Alberta has one school for dental hygienists. At the University of Alberta, entrants must first complete one year of a regular university program, and they only take about 40 new students a year.

So what happens? An 18-month program in Ottawa is 70 per cent Alberta students.

You can’t tell students which careers they should pursue, and you can’t tell universities where they should be putting all their resources.

The CIBC report rather snorted about the practicality of a degree in medieval history. Morgan suggests that humanities classes with only 10 students ought to be cut outright. But a more rational approach says they should be kept — or even expanded.

For most students, these are not their core programs; they are options that students in science, arts, and education can take to round out their studies, to develop a rational world view. That’s what makes a university degree different than a tech school diploma.

A technician monitoring the readouts at a gas plant will make more money than a new lawyer, teacher and perhaps even a new doctor. So will a welder with experience and a willingness to work long shift rotations far from home.

That’s the money market. The knowledge market runs on different parameters. Life is more than just gaining the biggest possible paycheque.

Morgan claims that our ivory towers are graduating students without “foundation knowledge” as he puts it, while expecting businesses to fill the gaps.

That’s backwards thinking, in my view.

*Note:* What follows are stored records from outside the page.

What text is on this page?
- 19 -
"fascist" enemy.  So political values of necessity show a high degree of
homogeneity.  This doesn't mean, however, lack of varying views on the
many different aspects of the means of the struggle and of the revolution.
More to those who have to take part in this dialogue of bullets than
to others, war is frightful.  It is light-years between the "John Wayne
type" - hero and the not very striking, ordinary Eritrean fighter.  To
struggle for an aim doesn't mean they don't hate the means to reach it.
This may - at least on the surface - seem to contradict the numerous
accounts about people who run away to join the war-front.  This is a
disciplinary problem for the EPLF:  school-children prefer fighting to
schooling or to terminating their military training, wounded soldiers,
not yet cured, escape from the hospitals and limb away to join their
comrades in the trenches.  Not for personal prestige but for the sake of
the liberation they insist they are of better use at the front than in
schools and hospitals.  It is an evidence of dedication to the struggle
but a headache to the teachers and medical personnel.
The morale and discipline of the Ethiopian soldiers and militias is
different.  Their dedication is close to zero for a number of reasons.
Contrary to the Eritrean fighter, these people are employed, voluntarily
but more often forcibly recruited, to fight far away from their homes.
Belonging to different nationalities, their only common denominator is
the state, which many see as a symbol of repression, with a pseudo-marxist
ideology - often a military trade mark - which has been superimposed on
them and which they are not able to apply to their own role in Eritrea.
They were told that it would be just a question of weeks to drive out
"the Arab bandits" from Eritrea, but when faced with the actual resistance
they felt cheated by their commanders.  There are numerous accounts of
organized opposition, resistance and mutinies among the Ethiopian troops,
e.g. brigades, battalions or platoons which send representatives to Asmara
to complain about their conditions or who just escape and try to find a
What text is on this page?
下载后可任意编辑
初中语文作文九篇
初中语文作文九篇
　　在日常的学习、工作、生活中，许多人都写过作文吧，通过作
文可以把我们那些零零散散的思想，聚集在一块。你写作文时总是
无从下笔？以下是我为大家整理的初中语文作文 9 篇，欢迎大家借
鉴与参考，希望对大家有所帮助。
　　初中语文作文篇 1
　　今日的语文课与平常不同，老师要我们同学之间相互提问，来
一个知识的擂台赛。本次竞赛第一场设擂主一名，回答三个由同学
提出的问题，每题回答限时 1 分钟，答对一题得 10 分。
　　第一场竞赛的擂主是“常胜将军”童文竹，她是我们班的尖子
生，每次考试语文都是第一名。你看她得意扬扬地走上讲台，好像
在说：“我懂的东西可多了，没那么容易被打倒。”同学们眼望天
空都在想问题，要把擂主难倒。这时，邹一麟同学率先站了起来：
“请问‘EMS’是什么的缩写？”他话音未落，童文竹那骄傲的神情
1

The “foundation knowledge” is taught in the programs Morgan says have no value.

The middle way, it seems, lies in programs like Red Deer College’s Donald School of Business, in apprenticeship and trades programs — alongside the humanities.

Besides, decades of pushing the professions is resulting in decades of indentured labour from highly-qualified people who can’t find jobs to match their training.

But if you try to dictate through control of the budget process which programs are useful and which are not, you will only end up chasing your tail.